Guel inclusive deu uma entrevista onde disse:
"Talvez tenha sido a coisa que a gente mais mexeu no livro, mais que a transposição. Não é que a gente mexeu, a gente acrescentou. Achamos que 'sair do armário' já não é uma questão tão contemporânea quanto era quando o Guimarães escreveu esse livro, em 1956, que foi uma coisa revolucionária do ponto de vista comportamental. Então, a gente achou que precisava atualizar isso, porque o mundo andou. Começamos a imaginar quem era Diadorim, e aí demos as motivações para Diadorim estar desse jeito, que não é propriamente só entrar na guerra, é uma grande motivação dela, mas ela luta contra o estereótipo feminino de que a mulher não pode fazer a guerra, de que a mulher tem que botar vestido. O pai dela dá um vestido, ela não quer. A mulher é combatente, ela é guerreira, ela é potente."
Por mais que o diretor e roteirista queiram conservar o texto original e fiel ao livro, tipo o que o Bazz Lhurman fez ao adaptar uma obra de Shekespeare "ROMEU & JULIETA", para a atualidade e para uma solar Verona... Temos que fazer aqui um atualização das configurações, para só assim serem atualizadas com sucesso e podermos nos permitir embarcar nessa viagem de roteiro retrô e original e visual futurista... Mas também pra lá de original - Apesar de manter a essência do livro, o longa de Guel mudou alguns pontos importantes, sendo o cenário um deles. O diretor comentou sobre isso.
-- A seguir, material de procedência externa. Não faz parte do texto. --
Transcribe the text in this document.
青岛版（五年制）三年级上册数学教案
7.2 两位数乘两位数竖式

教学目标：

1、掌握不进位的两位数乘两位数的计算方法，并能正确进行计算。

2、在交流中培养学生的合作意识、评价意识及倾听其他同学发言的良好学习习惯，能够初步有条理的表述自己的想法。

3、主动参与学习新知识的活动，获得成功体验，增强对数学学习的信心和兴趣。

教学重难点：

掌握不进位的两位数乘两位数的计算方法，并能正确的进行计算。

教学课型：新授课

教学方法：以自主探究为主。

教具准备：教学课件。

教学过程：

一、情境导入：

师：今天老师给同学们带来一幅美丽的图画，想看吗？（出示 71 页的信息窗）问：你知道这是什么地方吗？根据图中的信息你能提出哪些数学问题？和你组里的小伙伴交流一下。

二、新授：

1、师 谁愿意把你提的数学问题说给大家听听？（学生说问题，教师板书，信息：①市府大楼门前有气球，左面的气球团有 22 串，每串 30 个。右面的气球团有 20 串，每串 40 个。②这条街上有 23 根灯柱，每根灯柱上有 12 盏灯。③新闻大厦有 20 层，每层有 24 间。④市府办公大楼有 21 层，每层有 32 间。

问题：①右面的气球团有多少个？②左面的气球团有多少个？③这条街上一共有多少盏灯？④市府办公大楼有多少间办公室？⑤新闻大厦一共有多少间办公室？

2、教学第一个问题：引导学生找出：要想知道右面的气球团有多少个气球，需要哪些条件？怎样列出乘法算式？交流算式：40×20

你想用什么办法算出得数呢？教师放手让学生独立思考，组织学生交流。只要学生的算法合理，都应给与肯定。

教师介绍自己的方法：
"Ele [o livro Grande Sertão: Veredas] é, para mim, o maior livro brasileiro. Para muita gente, é o maior livro da língua portuguesa. E tem uma história incrível, uma poesia maravilhosa, e é um desafio transpor. Já a questão da guerra urbana, digamos, foi um pouco a nossa... Como você entra em um livro que é absolutamente consagrado? Você já está perdendo de 10 a 0. Como você vai trazer algo que possa acrescentar àquela obra?"
A GRANDE sacada para curtir o filmaço com quês de "ÉPICO POS APOCALÍPTICO" a lá "MAD MAX" e "NOVO CANGAÇO" é simples: se permitir e se desprender de todos os por quês e comparações com a obra original (livro + filme), que ambos já são clássicos e lembrar também quê estamos diante de releitura futurista e distópica, que visa principalmente despertar o interesse das novas gerações para as obras literárias e filmes clássicos do universo de Guimarães Rosa - em épocas de Sppin-off raiz como "FURIOSA - UMA SAGA MAD MAX" e sua vingança laranja... GRANDE SERTÃO É MUITO BEM VINDO SIM SINHÔ. VISSE!!!
O filme vem acumulando uma trajetória interessante em festivais. Em 2023, Arraes foi premiado como melhor diretor na 27ª edição do Critic's Pick Tallinn Black Nights Film Festival (PÖFF), na Estônia.
Não é preciso ler o livro ou assistir o filme clássico para entender e entrar no admirável mundo novo de "GRANDE SERTÃO" - mas tenho certeza que após assistir o filme você ficará estigado a conhecer não só o livro ou o filme e sim toda a obra de Guimarães Rosa.
Pois bem meu povo cinéfilo de plantão e amantes da sétima arte... "GRANDE SERTÃO" já está em cartaz nos cinemas do Brasil.